One of the biggest markets is China, with demand from the Middle Kingdom expected to “to soar exponentially in the coming years, as the exports of Malaysian frozen whole fruit durian to China was approved on May 30 last year”, wrote The Edge Malaysia in its latest issue.
Royal Pahang Durian explained to the weekly why the legalisation scheme is important – the General Administration of Customs China (GACC) demands “that the imported Malaysian durians must be sourced from Malaysian Good Agricultural Practices (MyGAP)-certified farms” and that illegal durian farms are not MyGAP-certified “due to the absence of valid land titles”.
“Should China discover that a significant portion of Malaysian durians imported are from non-certified farms, this could spell a disaster for the Malaysian durian industry. We don’t want another bird nest-like fiasco,” said a spokesperson from Royal Pahang Durian.

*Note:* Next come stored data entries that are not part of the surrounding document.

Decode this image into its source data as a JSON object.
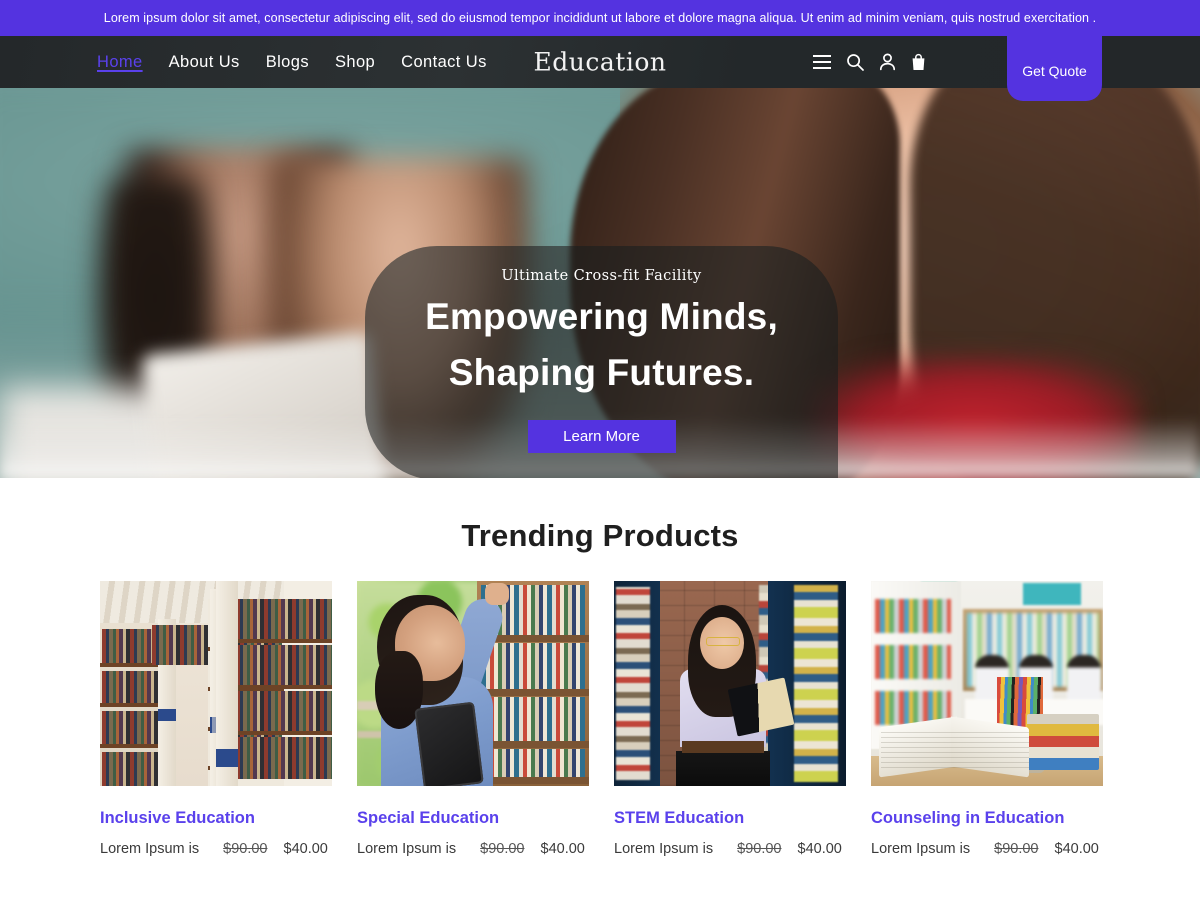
{
  "topbar": {
    "text": "Lorem ipsum dolor sit amet, consectetur adipiscing elit, sed do eiusmod tempor incididunt ut labore et dolore magna aliqua. Ut enim ad minim veniam, quis nostrud exercitation ."
  },
  "header": {
    "logo": "Education",
    "nav": [
      {
        "label": "Home",
        "active": true
      },
      {
        "label": "About Us",
        "active": false
      },
      {
        "label": "Blogs",
        "active": false
      },
      {
        "label": "Shop",
        "active": false
      },
      {
        "label": "Contact Us",
        "active": false
      }
    ],
    "icons": [
      "hamburger-menu-icon",
      "search-icon",
      "user-account-icon",
      "shopping-bag-icon"
    ],
    "quote_button": "Get Quote"
  },
  "hero": {
    "eyebrow": "Ultimate Cross-fit Facility",
    "title_line1": "Empowering Minds,",
    "title_line2": "Shaping Futures.",
    "button": "Learn More"
  },
  "products": {
    "section_title": "Trending Products",
    "items": [
      {
        "title": "Inclusive Education",
        "desc": "Lorem Ipsum is",
        "price_old": "$90.00",
        "price_new": "$40.00",
        "image": "library-bookshelves-photo"
      },
      {
        "title": "Special Education",
        "desc": "Lorem Ipsum is",
        "price_old": "$90.00",
        "price_new": "$40.00",
        "image": "student-reaching-for-book-photo"
      },
      {
        "title": "STEM Education",
        "desc": "Lorem Ipsum is",
        "price_old": "$90.00",
        "price_new": "$40.00",
        "image": "student-reading-in-library-photo"
      },
      {
        "title": "Counseling in Education",
        "desc": "Lorem Ipsum is",
        "price_old": "$90.00",
        "price_new": "$40.00",
        "image": "open-book-and-pencils-photo"
      }
    ]
  },
  "colors": {
    "accent_purple": "#5433e0",
    "link_purple": "#5a41ec",
    "header_dark": "#262a2b",
    "text_dark": "#1f1f1f"
  }
}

The spokesperson added that the scheme “intends to directly address the issue of non-MyGAP and others, such as environmental degradation and further encroachment, while allowing farmers to continue farming in lieu of outright enforcement and eviction”.
The lack of MyGAP certification for durians taken from illegal farms “is particularly worrying and can potentially destroy the local durian industry”.
“If the issue of illegal encroachment remains unresolved and farms continue without the MyGAP certification, the potential for the banning of Malaysia’s durian exports to China and the subsequent collapse of the national durian industry is very real.
“This would be extremely unfair to those legal farmers who have dutifully adhered to the regulations and export protocols and have been diligent in contributing to the growth of the industry,” the spokesperson clarified to the business publication.
Transparent tax filing and assessment by tax authorities will also be enabled with legalisation.
“If you look at it holistically, the IRB (Inland Revenue Board) will have a basis to collect tax revenues from everyone in the durian industry in Malaysia. Currently, almost all dealings are being done in cash throughout the country.
“With the successful implementation of the legalisation scheme, proper trade transactions will be recorded. The state will rightfully receive revenue from land use and the IRB on tax revenue,” said the spokesperson.
The Royal Pahang Durian spokesperson is “confident that the legalisation scheme can better organise the local durian industry and position it for growth in export markets”.